There is no denying the fact that these challenges facing the GPS in the Upper West Region are faced by many GPS regional directorates across the country.

Without doubt, a nation that is unable to cater for its vulnerable in society cannot be deemed to be doing well.

For some time now, the country has struggled and is still struggling with the proper maintenance of the GPS.

The struggle has resulted in some reforms, such as the Justice for All Programme to decongest our prisons. Yet, the country has struggled to gain traction in maintaining a certain minimum standard in the reformation processes of prisoners.

An online article by Ben-Bishop Nyanihorba Ayamba, Ato Kwamina Arhin & Juliana Audria Dankwa, titled: The Counselling Needs of Ghanaian Prisoners: The case of Ankaful and Kumasi Central Prisons in the Journal the Ife PsychologIA 25(2) 2017, puts the recidivism rate in Ghana at 4.5 per cent.
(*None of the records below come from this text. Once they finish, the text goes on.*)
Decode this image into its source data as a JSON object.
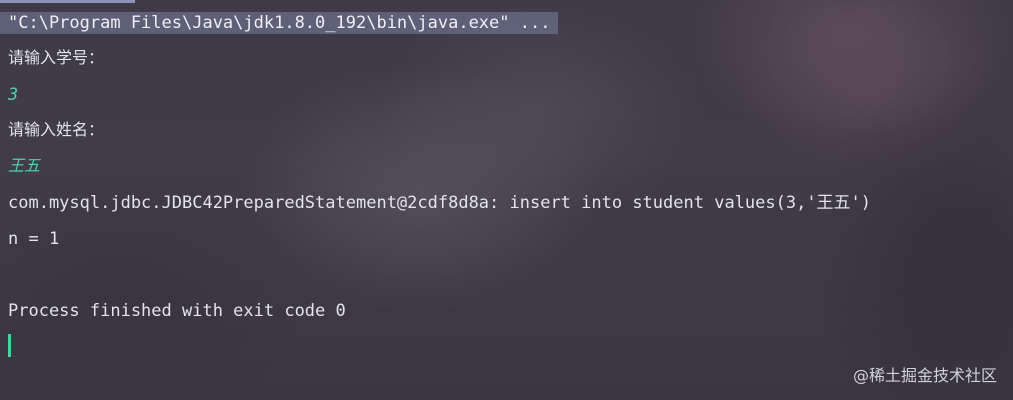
{
  "console": {
    "command": "\"C:\\Program Files\\Java\\jdk1.8.0_192\\bin\\java.exe\" ...",
    "prompt_id": "请输入学号：",
    "input_id": "3",
    "prompt_name": "请输入姓名：",
    "input_name": "王五",
    "statement": "com.mysql.jdbc.JDBC42PreparedStatement@2cdf8d8a: insert into student values(3,'王五')",
    "result": "n = 1",
    "exit": "Process finished with exit code 0"
  },
  "watermark": "@稀土掘金技术社区",
  "colors": {
    "input_text": "#4fd1a8",
    "cursor": "#3fd6a0",
    "command_highlight": "#78809f"
  }
}
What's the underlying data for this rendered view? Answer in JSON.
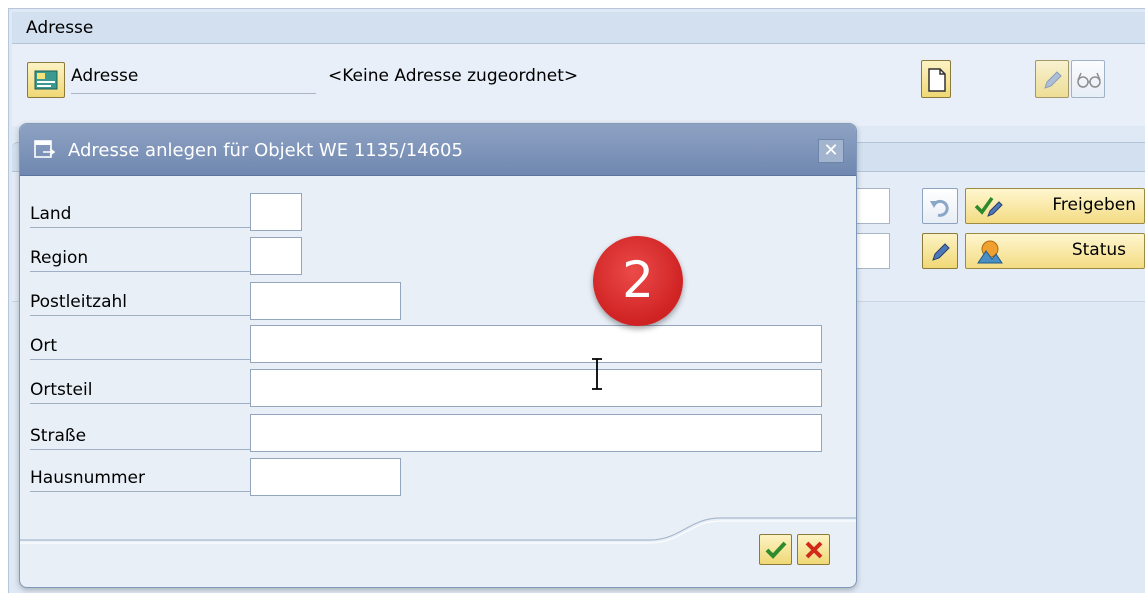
{
  "background": {
    "section_title": "Adresse",
    "address_label": "Adresse",
    "no_address_text": "<Keine Adresse zugeordnet>",
    "release_button": "Freigeben",
    "status_button": "Status"
  },
  "dialog": {
    "title": "Adresse anlegen für Objekt WE 1135/14605",
    "fields": [
      {
        "label": "Land",
        "value": ""
      },
      {
        "label": "Region",
        "value": ""
      },
      {
        "label": "Postleitzahl",
        "value": ""
      },
      {
        "label": "Ort",
        "value": ""
      },
      {
        "label": "Ortsteil",
        "value": ""
      },
      {
        "label": "Straße",
        "value": ""
      },
      {
        "label": "Hausnummer",
        "value": ""
      }
    ]
  },
  "annotation": {
    "step_number": "2"
  },
  "colors": {
    "dialog_titlebar": "#7a90b6",
    "background_panel": "#dfe9f5",
    "badge": "#d92b2b",
    "yellow_button": "#f3dc83"
  },
  "icons": {
    "address_button": "address-book-icon",
    "new_doc": "new-document-icon",
    "edit": "pencil-icon",
    "display": "glasses-icon",
    "undo": "undo-icon",
    "release": "check-pencil-icon",
    "status": "status-icon",
    "confirm": "checkmark-icon",
    "cancel": "cancel-icon"
  }
}
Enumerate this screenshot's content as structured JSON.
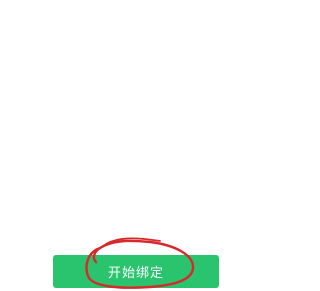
{
  "page": {
    "background_color": "#ffffff"
  },
  "bind_button": {
    "label": "开始绑定",
    "background_color": "#2ac46f",
    "text_color": "#ffffff"
  },
  "annotation": {
    "shape": "hand-drawn-circle",
    "color": "#d9282a"
  }
}
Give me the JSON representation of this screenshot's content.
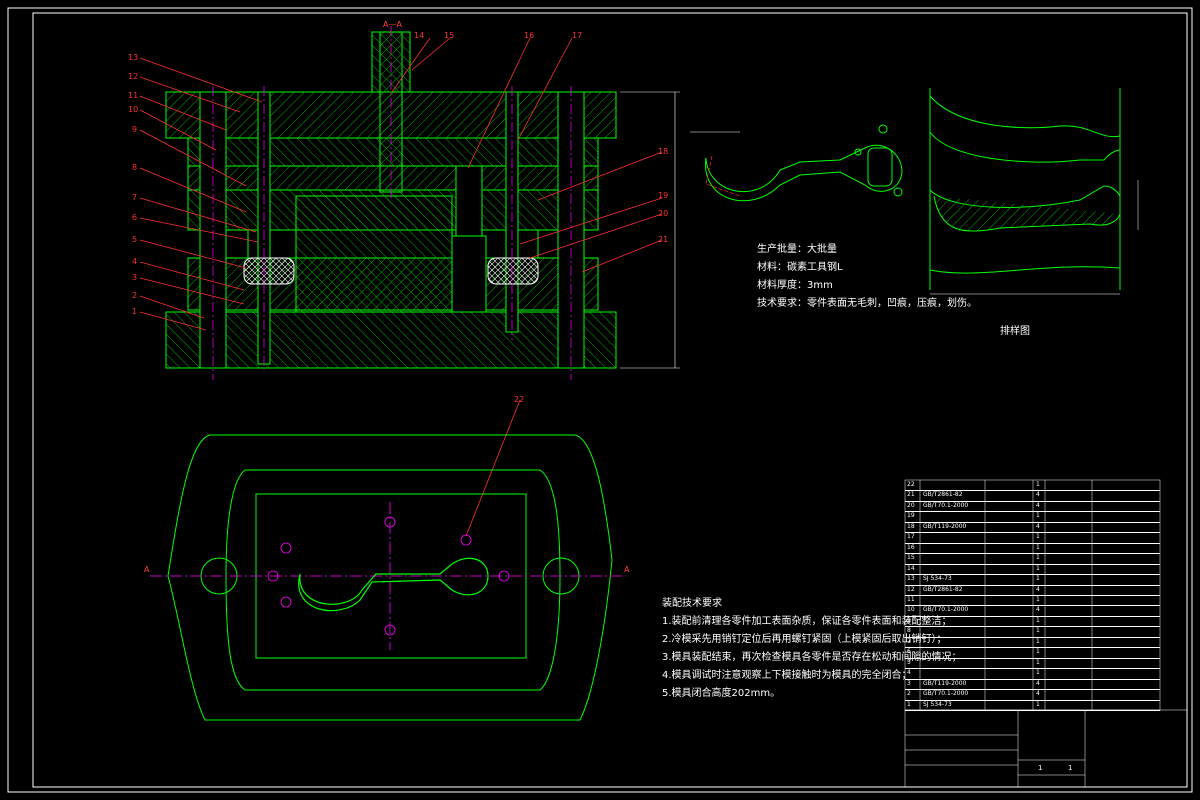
{
  "colors": {
    "background": "#000000",
    "outline": "#00ff00",
    "hatch": "#00cc00",
    "leader": "#ff2020",
    "center": "#ff00ff",
    "text": "#ffffff",
    "frame": "#ffffff"
  },
  "section_label": "A—A",
  "part_numbers": [
    "1",
    "2",
    "3",
    "4",
    "5",
    "6",
    "7",
    "8",
    "9",
    "10",
    "11",
    "12",
    "13",
    "14",
    "15",
    "16",
    "17",
    "18",
    "19",
    "20",
    "21",
    "22"
  ],
  "strip_label": "排样图",
  "spec": {
    "line1": "生产批量：大批量",
    "line2": "材料：碳素工具钢L",
    "line3": "材料厚度：3mm",
    "line4": "技术要求：零件表面无毛刺，凹痕，压痕，划伤。"
  },
  "tech_req": {
    "title": "装配技术要求",
    "items": [
      "1.装配前清理各零件加工表面杂质，保证各零件表面和装配整洁；",
      "2.冷模采先用销钉定位后再用螺钉紧固（上模紧固后取出销钉）；",
      "3.模具装配结束，再次检查模具各零件是否存在松动和间隙的情况；",
      "4.模具调试时注意观察上下模接触时为模具的完全闭合；",
      "5.模具闭合高度202mm。"
    ]
  },
  "bom_rows": [
    {
      "no": "22",
      "std": "",
      "name": "",
      "qty": "1",
      "mat": ""
    },
    {
      "no": "21",
      "std": "GB/T2861-82",
      "name": "",
      "qty": "4",
      "mat": ""
    },
    {
      "no": "20",
      "std": "GB/T70.1-2000",
      "name": "",
      "qty": "4",
      "mat": ""
    },
    {
      "no": "19",
      "std": "",
      "name": "",
      "qty": "1",
      "mat": ""
    },
    {
      "no": "18",
      "std": "GB/T119-2000",
      "name": "",
      "qty": "4",
      "mat": ""
    },
    {
      "no": "17",
      "std": "",
      "name": "",
      "qty": "1",
      "mat": ""
    },
    {
      "no": "16",
      "std": "",
      "name": "",
      "qty": "1",
      "mat": ""
    },
    {
      "no": "15",
      "std": "",
      "name": "",
      "qty": "1",
      "mat": ""
    },
    {
      "no": "14",
      "std": "",
      "name": "",
      "qty": "1",
      "mat": ""
    },
    {
      "no": "13",
      "std": "SJ 534-73",
      "name": "",
      "qty": "1",
      "mat": ""
    },
    {
      "no": "12",
      "std": "GB/T2861-82",
      "name": "",
      "qty": "4",
      "mat": ""
    },
    {
      "no": "11",
      "std": "",
      "name": "",
      "qty": "1",
      "mat": ""
    },
    {
      "no": "10",
      "std": "GB/T70.1-2000",
      "name": "",
      "qty": "4",
      "mat": ""
    },
    {
      "no": "9",
      "std": "",
      "name": "",
      "qty": "1",
      "mat": ""
    },
    {
      "no": "8",
      "std": "",
      "name": "",
      "qty": "1",
      "mat": ""
    },
    {
      "no": "7",
      "std": "",
      "name": "",
      "qty": "1",
      "mat": ""
    },
    {
      "no": "6",
      "std": "",
      "name": "",
      "qty": "1",
      "mat": ""
    },
    {
      "no": "5",
      "std": "",
      "name": "",
      "qty": "1",
      "mat": ""
    },
    {
      "no": "4",
      "std": "",
      "name": "",
      "qty": "1",
      "mat": ""
    },
    {
      "no": "3",
      "std": "GB/T119-2000",
      "name": "",
      "qty": "4",
      "mat": ""
    },
    {
      "no": "2",
      "std": "GB/T70.1-2000",
      "name": "",
      "qty": "4",
      "mat": ""
    },
    {
      "no": "1",
      "std": "SJ 534-73",
      "name": "",
      "qty": "1",
      "mat": ""
    }
  ],
  "title_block": {
    "sheet": "1",
    "sheets": "1"
  }
}
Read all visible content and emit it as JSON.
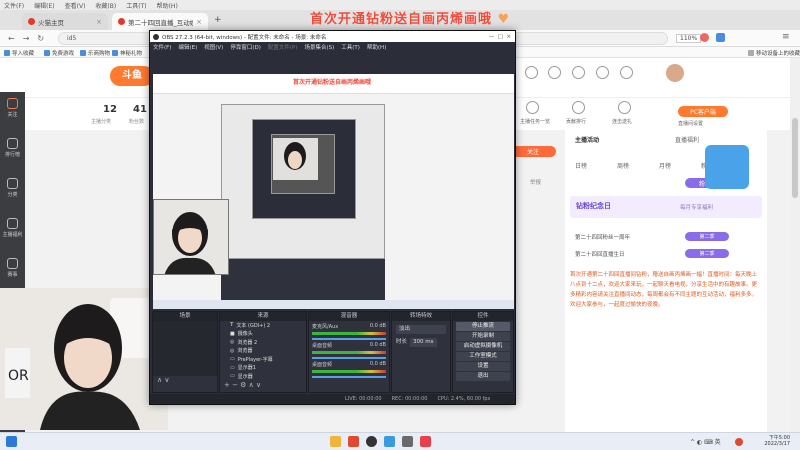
{
  "banner": {
    "text": "首次开通钻粉送自画丙烯画哦"
  },
  "browser": {
    "menu": [
      "文件(F)",
      "编辑(E)",
      "查看(V)",
      "收藏(B)",
      "工具(T)",
      "帮助(H)"
    ],
    "tabs": [
      {
        "label": "火猫主页"
      },
      {
        "label": "第二十四回直播_互动娱乐直播"
      }
    ],
    "url": "id5",
    "zoom": "110%",
    "bookmarks": [
      "导入收藏",
      "免费游戏",
      "乐商购物",
      "神秘礼物"
    ],
    "bookmarks_right": "移动设备上的收藏"
  },
  "site": {
    "logo_text": "斗鱼",
    "stats": [
      {
        "num": "12",
        "label": "主播分类"
      },
      {
        "num": "41",
        "label": "粉丝数"
      }
    ],
    "header_icons": [
      {
        "label": "1"
      },
      {
        "label": "2"
      },
      {
        "label": "3"
      },
      {
        "label": "4"
      },
      {
        "label": "5"
      }
    ],
    "header_labels": [
      "主播任务一览",
      "贡献排行",
      "连击送礼",
      "直播间设置"
    ],
    "pc_button": "PC客户端",
    "follow_button": "关注",
    "report_label": "举报",
    "left_rail": [
      "关注",
      "排行榜",
      "分类",
      "主播福利",
      "赛事"
    ],
    "right_panel": {
      "tabs": [
        "主播活动",
        "直播福利"
      ],
      "subtabs": [
        "日榜",
        "周榜",
        "月榜",
        "粉丝榜"
      ],
      "vip_title": "钻粉纪念日",
      "vip_text": "每月专享福利",
      "badge": "粉丝团",
      "rows": [
        {
          "text": "第二十四回粉丝一周年",
          "tag": "第二季"
        },
        {
          "text": "第二十四回直播生日",
          "tag": "第二季"
        }
      ],
      "notice": "首次开通第二十四回直播间钻粉，赠送自画丙烯画一幅！直播时间：每天晚上八点到十二点，欢迎大家来玩，一起聊天看电视，分享生活中的有趣故事。更多精彩内容请关注直播间动态，每周都会有不同主题的互动活动，福利多多。欢迎大家参与，一起度过愉快的夜晚。"
    }
  },
  "obs": {
    "title": "OBS 27.2.3 (64-bit, windows) - 配置文件: 未命名 - 场景: 未命名",
    "menu": [
      "文件(F)",
      "编辑(E)",
      "视图(V)",
      "停靠窗口(D)",
      "配置文件(P)",
      "场景集合(S)",
      "工具(T)",
      "帮助(H)"
    ],
    "preview_banner": "首次开通钻粉送自画丙烯画哦",
    "docks": {
      "scenes": "场景",
      "sources": "来源",
      "mixer": "混音器",
      "transitions": "转场特效",
      "controls": "控件"
    },
    "source_items": [
      "文本 (GDI+) 2",
      "摄像头",
      "浏览器 2",
      "浏览器",
      "PrePlayer-字幕",
      "显示器1",
      "显示器"
    ],
    "mixer_items": [
      {
        "name": "麦克风/Aux",
        "db": "0.0 dB"
      },
      {
        "name": "桌面音频",
        "db": "0.0 dB"
      },
      {
        "name": "桌面音频",
        "db": "0.0 dB"
      }
    ],
    "transition": {
      "type": "淡出",
      "duration_label": "时长",
      "duration": "300 ms"
    },
    "controls": [
      "停止推流",
      "开始录制",
      "启动虚拟摄像机",
      "工作室模式",
      "设置",
      "退出"
    ],
    "status": {
      "live": "LIVE: 00:00:00",
      "rec": "REC: 00:00:00",
      "cpu": "CPU: 2.4%, 60.00 fps"
    }
  },
  "taskbar": {
    "time": "下午5:00",
    "date": "2022/3/17"
  }
}
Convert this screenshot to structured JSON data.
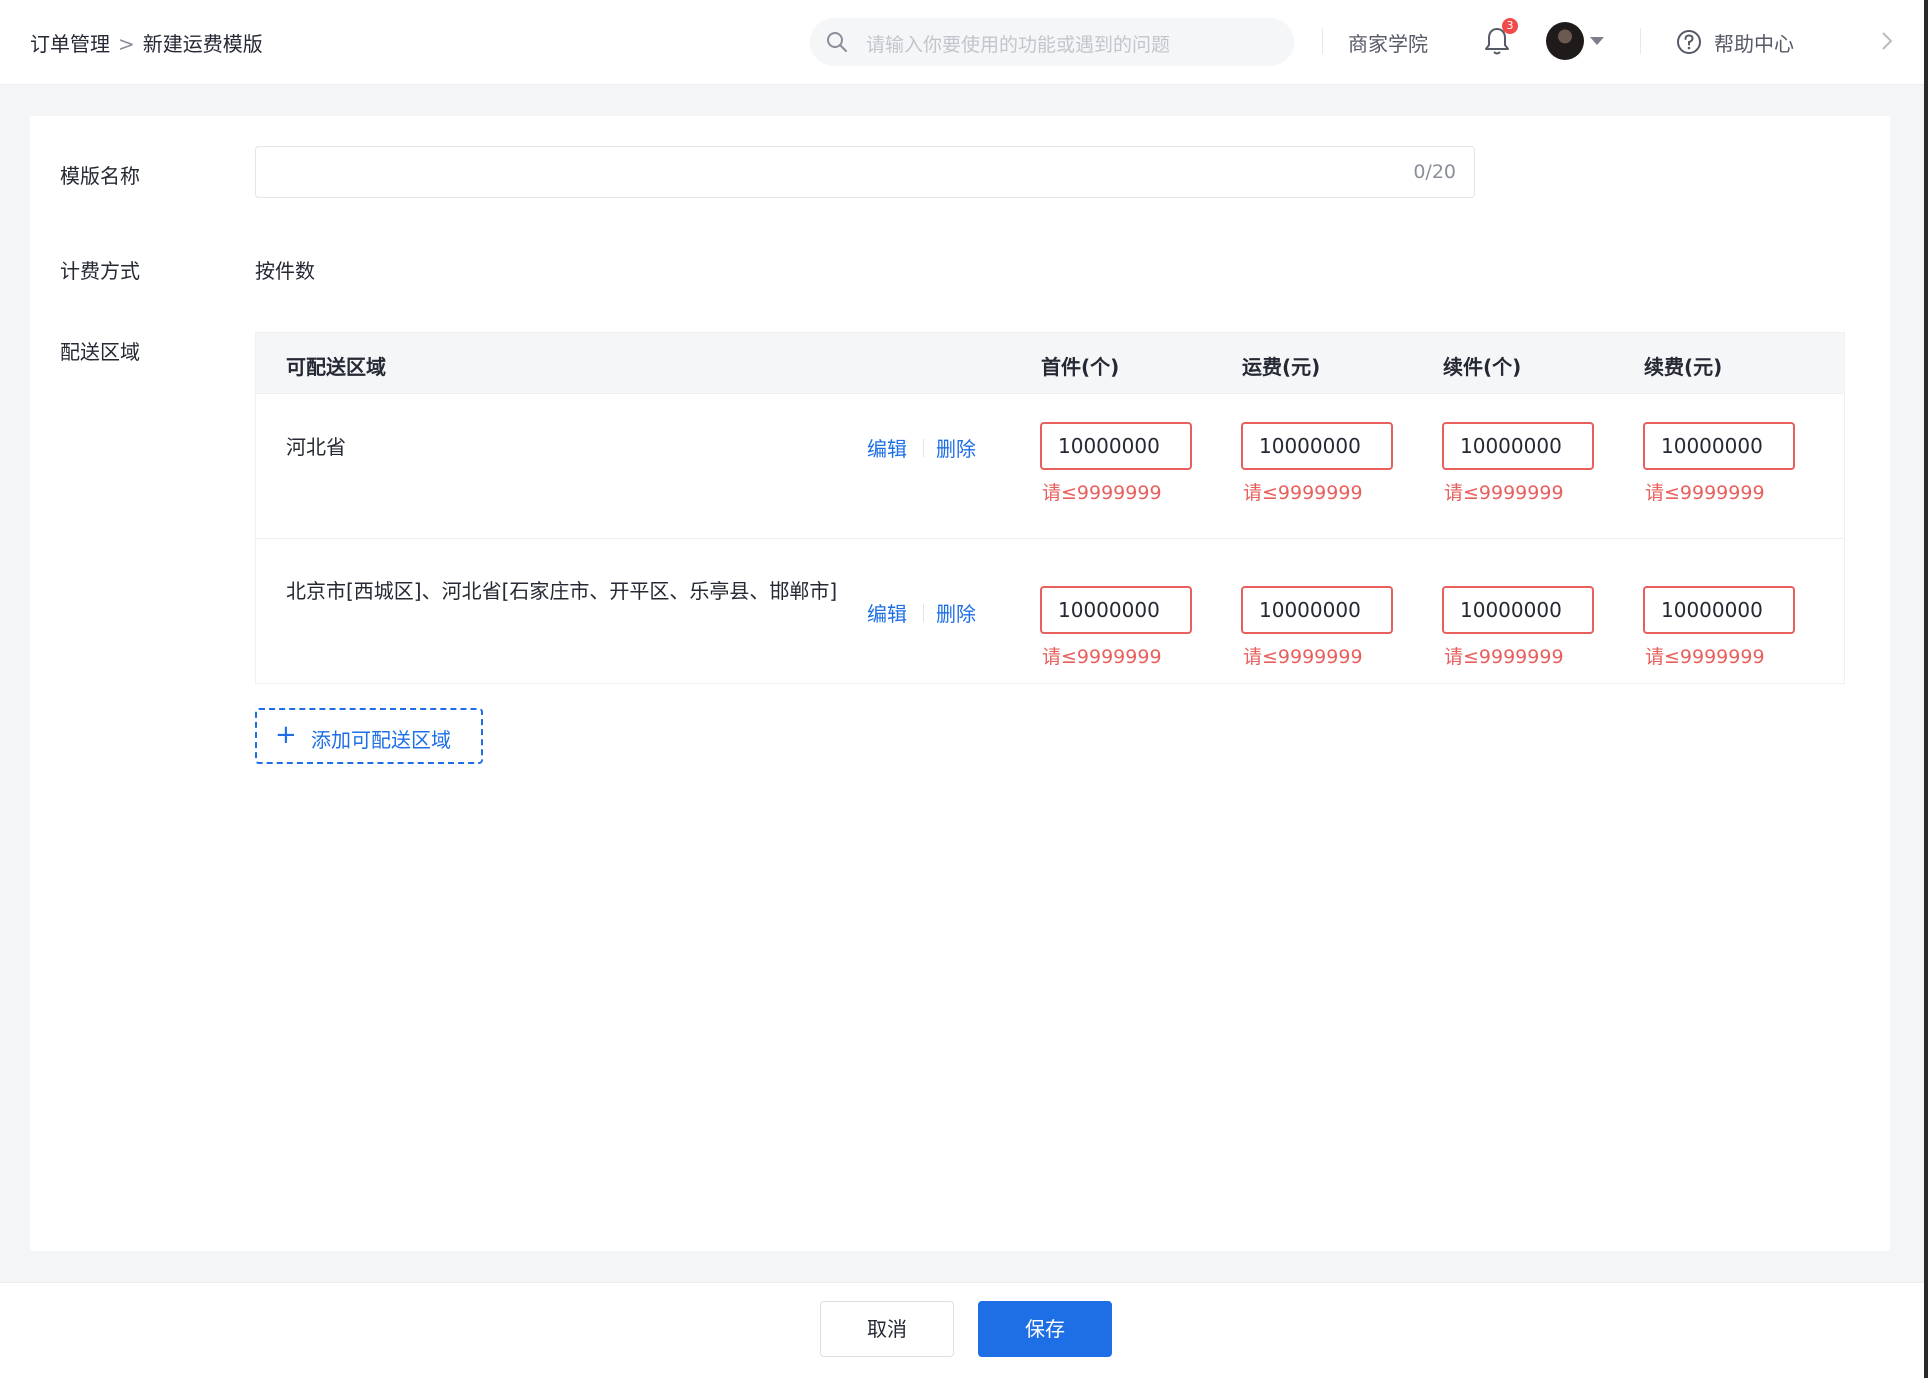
{
  "header": {
    "breadcrumb": [
      "订单管理",
      ">",
      "新建运费模版"
    ],
    "search_placeholder": "请输入你要使用的功能或遇到的问题",
    "academy_link": "商家学院",
    "notification_count": "3",
    "help_link": "帮助中心"
  },
  "form": {
    "template_name_label": "模版名称",
    "template_name_value": "",
    "template_name_counter": "0/20",
    "billing_label": "计费方式",
    "billing_value": "按件数",
    "delivery_label": "配送区域"
  },
  "table": {
    "headers": [
      "可配送区域",
      "首件(个)",
      "运费(元)",
      "续件(个)",
      "续费(元)"
    ],
    "rows": [
      {
        "region": "河北省",
        "edit": "编辑",
        "delete": "删除",
        "values": [
          "10000000",
          "10000000",
          "10000000",
          "10000000"
        ],
        "errors": [
          "请≤9999999",
          "请≤9999999",
          "请≤9999999",
          "请≤9999999"
        ]
      },
      {
        "region": "北京市[西城区]、河北省[石家庄市、开平区、乐亭县、邯郸市]",
        "edit": "编辑",
        "delete": "删除",
        "values": [
          "10000000",
          "10000000",
          "10000000",
          "10000000"
        ],
        "errors": [
          "请≤9999999",
          "请≤9999999",
          "请≤9999999",
          "请≤9999999"
        ]
      }
    ]
  },
  "add_region_button": {
    "icon": "+",
    "label": "添加可配送区域"
  },
  "footer": {
    "cancel": "取消",
    "save": "保存"
  },
  "colors": {
    "primary": "#1e6fe6",
    "error": "#e8605e"
  }
}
That is, 4.5 per cent of all prisoners are convicted again after they have been released.

When prisoners are not skilled or trained, when they are treated inhumanely with bad food or a lack of access to health care, they are left unreformed and thus return to the life of crime they are accustomed to.

We at the Daily Graphic would like to add our voice to the appeal by ASP Kpiriko for society to get involved and support the GPS with equipment and tools.

We have discussed this in previous editorials but we still think that much more can be done to reform our prisoners.

For us, we need to support the vulnerable because it is the right thing for civilised societies to do.

Ghanaians need to support because in one way or another, we are related to these prisoners.

They may be our parents, siblings, relatives, colleagues, neighbours, acquaintances or even friends.

While at it, we would also like to task the GPS to embark on a sensitisation effort to change the perception of Ghanaians in relation to prisoners.

Prisoners are not vile, contemptible or inferior humans. It is the wrong choices they made or the behaviours they put up that have landed them in prison.

They are just like any person, bearing in mind that some prisoners have been falsely incarcerated.

Any of us could fall into that misfortune. Therefore, we need to treat them with all consideration and support, knowing that misfortune can befall any man or woman.